Bernard parlait simplement, sans la moindre pose en faisant allusion à ses souffrances morales et matérielles, la suspicion de ses camarades, l’agression, l’hôpital, la perte de son travail et de son pain. Il disait l’espoir qu’il avait au cœur. Son accent de conviction profonde frappa Paryn.

— Vous croyez qu’un grand mouvement se prépare ? lui demanda-t-il.

— C’est absolument certain, répondit le mineur. La Compagnie, devant le sentiment unanime de la population, a dû faire des promesses, mais vous pouvez être sûr qu’elle n’a aucunement l’intention de les tenir.
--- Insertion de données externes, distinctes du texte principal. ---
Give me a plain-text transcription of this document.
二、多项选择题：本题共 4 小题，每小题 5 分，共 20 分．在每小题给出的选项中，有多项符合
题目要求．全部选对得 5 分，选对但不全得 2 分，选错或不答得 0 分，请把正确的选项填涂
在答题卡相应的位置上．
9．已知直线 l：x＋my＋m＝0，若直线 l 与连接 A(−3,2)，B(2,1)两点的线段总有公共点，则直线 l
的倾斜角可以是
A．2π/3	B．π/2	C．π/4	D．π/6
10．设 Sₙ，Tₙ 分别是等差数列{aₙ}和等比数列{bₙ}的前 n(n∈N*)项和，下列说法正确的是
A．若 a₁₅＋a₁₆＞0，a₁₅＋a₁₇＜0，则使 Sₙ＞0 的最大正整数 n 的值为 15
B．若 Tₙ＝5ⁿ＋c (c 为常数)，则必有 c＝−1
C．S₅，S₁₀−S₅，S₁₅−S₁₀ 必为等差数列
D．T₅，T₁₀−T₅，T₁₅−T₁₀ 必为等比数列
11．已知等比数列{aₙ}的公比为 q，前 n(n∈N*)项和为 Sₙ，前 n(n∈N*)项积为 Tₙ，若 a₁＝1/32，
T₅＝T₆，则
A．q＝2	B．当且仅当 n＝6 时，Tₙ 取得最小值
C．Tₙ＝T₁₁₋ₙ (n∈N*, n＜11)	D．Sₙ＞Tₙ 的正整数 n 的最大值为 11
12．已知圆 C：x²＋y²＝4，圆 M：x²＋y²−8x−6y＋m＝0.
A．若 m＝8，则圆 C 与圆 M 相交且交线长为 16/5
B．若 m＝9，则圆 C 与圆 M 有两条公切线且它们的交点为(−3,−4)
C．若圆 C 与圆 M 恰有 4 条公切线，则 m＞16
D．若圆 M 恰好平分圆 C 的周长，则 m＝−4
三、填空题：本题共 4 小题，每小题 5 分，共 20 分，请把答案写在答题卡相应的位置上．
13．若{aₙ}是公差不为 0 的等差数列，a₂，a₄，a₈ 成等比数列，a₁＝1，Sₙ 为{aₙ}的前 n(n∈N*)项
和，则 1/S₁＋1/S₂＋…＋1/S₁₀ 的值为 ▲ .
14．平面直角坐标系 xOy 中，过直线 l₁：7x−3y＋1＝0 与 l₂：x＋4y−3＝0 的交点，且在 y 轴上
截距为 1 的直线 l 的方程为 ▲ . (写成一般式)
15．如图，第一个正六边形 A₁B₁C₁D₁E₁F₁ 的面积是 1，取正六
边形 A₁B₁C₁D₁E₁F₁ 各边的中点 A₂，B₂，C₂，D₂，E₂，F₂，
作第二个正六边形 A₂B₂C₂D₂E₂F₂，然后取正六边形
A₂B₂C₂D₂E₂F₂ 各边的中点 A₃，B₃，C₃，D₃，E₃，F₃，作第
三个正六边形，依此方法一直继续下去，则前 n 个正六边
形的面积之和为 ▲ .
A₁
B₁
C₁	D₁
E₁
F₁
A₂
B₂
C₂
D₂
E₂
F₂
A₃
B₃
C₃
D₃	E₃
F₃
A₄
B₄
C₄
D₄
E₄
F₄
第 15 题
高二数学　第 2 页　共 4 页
Je connais assez des Gourdes et son monde pour n’avoir pas le moindre doute à cet égard.

— Cela peut devenir grave.

— Oui, car les mineurs se rappelleront les paroles prononcées la nuit de la catastrophe et aujourd’hui même au cimetière par des Gourdes. Le parjure de la Compagnie pourra causer une explosion de colères, explosion bienfaisante si nous sommes quelques-uns de bon conseil pour guider les camarades.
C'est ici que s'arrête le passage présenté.